HANNITY: But if he's saying that all of us killed Christ, all of us, and depicts that in the movie, that is an accurate portrayal.

RUDIN: I respect his faith commitment. He must respect how I view the film as part of his audience.

You know, it's a mutual relationship between artists and audiences. Between people who write books and people who read the books. And people come away and will look at this film with different prisms and there's a ritual story to experience.

By the way, there are many Christians who ... is ... join me in joining these problematics about this film.

HANNITY: And many -- and many Jewish scholars have just an opposite view.

COLMES: Rabbi, it's Alan once again in New York.

Let me ask you about the issue of violence, which you said was gratuitous. But was it accurate? If it's historically accurate, is it gratuitous?
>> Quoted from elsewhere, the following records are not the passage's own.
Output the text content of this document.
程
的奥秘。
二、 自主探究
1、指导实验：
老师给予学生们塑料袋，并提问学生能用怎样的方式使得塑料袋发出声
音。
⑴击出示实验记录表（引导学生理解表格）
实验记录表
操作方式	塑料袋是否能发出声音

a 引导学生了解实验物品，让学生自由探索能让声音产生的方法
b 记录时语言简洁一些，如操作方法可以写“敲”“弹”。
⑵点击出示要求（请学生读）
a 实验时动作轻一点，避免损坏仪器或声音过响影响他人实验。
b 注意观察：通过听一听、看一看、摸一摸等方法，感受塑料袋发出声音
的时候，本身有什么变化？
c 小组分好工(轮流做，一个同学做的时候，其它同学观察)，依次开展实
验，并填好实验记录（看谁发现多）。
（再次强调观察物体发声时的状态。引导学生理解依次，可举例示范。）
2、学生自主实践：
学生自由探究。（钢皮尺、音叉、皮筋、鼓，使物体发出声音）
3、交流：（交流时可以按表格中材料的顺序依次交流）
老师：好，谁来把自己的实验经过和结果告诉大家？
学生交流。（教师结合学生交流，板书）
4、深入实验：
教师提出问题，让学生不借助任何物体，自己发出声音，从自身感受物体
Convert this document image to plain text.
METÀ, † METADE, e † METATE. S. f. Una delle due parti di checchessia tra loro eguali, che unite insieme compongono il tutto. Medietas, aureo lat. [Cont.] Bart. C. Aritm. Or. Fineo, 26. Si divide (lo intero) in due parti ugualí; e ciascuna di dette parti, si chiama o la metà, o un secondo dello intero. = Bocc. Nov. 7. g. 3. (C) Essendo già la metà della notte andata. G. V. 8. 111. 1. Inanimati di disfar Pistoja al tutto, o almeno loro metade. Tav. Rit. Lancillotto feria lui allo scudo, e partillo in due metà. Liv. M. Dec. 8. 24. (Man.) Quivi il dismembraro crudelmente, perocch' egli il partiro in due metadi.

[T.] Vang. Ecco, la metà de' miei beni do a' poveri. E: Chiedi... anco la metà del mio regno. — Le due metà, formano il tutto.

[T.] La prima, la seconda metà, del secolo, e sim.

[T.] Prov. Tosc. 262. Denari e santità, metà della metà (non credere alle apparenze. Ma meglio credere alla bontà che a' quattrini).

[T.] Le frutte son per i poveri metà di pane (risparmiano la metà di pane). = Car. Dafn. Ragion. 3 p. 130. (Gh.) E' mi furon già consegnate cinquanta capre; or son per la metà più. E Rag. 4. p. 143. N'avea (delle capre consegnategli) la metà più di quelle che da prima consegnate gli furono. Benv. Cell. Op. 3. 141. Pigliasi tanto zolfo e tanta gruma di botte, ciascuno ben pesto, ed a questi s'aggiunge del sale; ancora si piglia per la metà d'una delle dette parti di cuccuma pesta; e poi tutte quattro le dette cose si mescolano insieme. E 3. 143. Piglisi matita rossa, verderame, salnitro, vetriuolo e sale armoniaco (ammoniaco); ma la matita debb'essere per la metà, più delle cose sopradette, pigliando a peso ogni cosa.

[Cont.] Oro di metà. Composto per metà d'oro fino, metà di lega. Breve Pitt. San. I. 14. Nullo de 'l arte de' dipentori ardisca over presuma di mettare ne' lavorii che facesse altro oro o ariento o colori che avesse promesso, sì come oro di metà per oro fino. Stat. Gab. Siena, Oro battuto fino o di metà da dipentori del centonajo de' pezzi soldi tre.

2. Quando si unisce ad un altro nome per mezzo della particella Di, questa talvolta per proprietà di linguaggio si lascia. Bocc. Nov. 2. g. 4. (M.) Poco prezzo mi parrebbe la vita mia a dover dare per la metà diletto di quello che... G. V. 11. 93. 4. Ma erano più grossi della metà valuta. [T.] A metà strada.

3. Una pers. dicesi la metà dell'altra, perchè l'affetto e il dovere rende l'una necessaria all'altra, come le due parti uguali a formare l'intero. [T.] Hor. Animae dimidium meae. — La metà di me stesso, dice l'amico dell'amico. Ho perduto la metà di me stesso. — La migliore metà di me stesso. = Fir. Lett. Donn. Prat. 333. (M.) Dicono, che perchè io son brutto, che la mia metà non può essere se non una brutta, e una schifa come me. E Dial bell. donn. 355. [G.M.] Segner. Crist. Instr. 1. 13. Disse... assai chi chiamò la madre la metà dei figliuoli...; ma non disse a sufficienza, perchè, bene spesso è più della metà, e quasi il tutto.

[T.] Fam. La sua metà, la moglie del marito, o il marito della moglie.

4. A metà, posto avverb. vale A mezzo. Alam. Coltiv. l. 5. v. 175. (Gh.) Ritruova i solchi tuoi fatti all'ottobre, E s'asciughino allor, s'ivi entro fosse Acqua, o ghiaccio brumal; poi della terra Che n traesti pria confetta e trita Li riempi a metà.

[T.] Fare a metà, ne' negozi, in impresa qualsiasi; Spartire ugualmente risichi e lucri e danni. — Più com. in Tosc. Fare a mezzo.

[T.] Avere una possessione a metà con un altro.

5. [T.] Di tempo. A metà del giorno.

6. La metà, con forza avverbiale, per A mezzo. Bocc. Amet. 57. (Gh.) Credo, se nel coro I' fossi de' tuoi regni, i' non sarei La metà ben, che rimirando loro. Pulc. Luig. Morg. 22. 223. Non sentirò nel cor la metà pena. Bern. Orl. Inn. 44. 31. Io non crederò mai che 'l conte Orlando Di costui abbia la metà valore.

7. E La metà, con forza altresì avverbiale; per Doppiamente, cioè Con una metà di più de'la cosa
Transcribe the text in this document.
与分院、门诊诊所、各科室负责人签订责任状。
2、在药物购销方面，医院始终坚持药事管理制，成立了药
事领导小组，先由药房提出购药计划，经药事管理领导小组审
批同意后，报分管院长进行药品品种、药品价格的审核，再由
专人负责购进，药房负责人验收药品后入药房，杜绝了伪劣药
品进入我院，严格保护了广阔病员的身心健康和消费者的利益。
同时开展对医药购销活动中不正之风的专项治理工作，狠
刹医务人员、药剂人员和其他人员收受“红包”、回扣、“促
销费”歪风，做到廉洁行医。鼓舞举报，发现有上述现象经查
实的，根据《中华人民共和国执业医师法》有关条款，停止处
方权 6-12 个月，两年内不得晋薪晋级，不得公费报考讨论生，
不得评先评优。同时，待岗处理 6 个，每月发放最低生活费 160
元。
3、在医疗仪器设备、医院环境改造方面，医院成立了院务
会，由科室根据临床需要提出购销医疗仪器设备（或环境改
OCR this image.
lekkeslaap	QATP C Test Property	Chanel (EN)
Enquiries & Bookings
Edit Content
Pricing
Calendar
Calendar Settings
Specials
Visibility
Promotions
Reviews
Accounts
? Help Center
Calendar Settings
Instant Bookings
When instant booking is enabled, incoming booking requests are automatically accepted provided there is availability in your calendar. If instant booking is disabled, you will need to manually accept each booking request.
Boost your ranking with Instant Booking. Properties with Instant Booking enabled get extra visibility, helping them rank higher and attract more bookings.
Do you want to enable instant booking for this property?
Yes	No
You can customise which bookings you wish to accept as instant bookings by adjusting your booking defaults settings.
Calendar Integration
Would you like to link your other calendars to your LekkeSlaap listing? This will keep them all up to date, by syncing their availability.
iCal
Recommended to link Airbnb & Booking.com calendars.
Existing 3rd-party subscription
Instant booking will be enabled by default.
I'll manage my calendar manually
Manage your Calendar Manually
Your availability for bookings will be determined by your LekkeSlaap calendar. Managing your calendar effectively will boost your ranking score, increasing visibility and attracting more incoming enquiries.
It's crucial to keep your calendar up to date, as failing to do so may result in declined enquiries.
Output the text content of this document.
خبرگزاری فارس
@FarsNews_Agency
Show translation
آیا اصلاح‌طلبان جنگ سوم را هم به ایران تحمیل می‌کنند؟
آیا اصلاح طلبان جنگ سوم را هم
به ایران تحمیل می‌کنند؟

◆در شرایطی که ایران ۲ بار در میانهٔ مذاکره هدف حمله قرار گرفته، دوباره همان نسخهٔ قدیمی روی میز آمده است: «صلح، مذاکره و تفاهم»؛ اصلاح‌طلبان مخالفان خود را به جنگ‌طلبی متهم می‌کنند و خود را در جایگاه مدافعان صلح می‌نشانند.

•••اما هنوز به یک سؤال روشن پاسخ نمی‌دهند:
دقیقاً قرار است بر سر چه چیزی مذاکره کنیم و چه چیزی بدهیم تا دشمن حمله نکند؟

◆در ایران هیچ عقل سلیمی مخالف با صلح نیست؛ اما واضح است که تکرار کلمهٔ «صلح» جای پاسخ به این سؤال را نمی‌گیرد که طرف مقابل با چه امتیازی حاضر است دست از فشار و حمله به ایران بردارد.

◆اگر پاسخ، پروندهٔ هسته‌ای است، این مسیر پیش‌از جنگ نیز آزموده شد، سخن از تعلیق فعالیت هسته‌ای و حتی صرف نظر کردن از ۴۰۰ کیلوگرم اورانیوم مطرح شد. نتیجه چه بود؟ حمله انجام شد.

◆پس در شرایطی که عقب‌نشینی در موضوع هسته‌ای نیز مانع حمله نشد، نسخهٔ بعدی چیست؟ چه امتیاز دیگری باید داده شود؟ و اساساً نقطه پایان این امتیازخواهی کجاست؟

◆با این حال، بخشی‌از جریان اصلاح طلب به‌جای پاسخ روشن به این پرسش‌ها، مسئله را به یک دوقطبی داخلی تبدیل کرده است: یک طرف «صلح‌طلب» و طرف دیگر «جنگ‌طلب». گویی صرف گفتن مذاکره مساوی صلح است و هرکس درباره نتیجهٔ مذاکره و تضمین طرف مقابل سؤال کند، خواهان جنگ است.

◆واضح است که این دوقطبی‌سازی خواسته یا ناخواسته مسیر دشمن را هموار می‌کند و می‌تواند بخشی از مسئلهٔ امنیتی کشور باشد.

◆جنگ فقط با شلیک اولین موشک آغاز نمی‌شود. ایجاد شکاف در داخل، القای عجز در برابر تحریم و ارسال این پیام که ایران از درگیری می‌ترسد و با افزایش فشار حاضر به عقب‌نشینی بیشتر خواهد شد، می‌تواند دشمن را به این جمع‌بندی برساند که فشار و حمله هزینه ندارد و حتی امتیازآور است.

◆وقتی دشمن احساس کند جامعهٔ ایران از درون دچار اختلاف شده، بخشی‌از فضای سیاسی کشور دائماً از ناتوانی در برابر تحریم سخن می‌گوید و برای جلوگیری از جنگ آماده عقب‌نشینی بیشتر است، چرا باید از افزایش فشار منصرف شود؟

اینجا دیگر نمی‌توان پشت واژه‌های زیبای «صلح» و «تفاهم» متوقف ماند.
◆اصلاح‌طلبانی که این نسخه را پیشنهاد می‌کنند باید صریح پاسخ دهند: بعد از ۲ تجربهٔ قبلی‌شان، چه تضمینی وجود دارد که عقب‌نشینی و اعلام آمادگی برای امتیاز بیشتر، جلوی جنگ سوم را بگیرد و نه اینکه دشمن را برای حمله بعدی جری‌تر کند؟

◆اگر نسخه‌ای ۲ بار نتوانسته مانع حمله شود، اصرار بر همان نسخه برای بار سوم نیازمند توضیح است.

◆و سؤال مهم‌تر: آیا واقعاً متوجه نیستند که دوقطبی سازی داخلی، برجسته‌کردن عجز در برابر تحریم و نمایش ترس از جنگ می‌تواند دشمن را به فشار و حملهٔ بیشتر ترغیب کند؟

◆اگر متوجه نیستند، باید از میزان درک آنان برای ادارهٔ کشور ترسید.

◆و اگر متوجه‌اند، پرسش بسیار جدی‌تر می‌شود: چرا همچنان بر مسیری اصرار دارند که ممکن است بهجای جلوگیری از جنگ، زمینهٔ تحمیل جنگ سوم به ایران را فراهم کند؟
RUDIN: Well, Mr. Gibson the other night on another network said that he deliberately put in a lot of violence to shock people. So that's it.

You know, it's an R-rated movie. I was stunned by the amount of blood, welts, whips, beatings. And as, one Christian sitting next to me it's an hour and 59 minutes of violence and 15 seconds of the resurrection.

HANNITY: We've got to run.

RUDIN: It's an imbalance.

COLMES: Thank you very much, Rabbi.

HANNITY: The truth is it was very violent, and it is accurate in that regard, as well. But anyway, thank you, Rabbi. Appreciate it.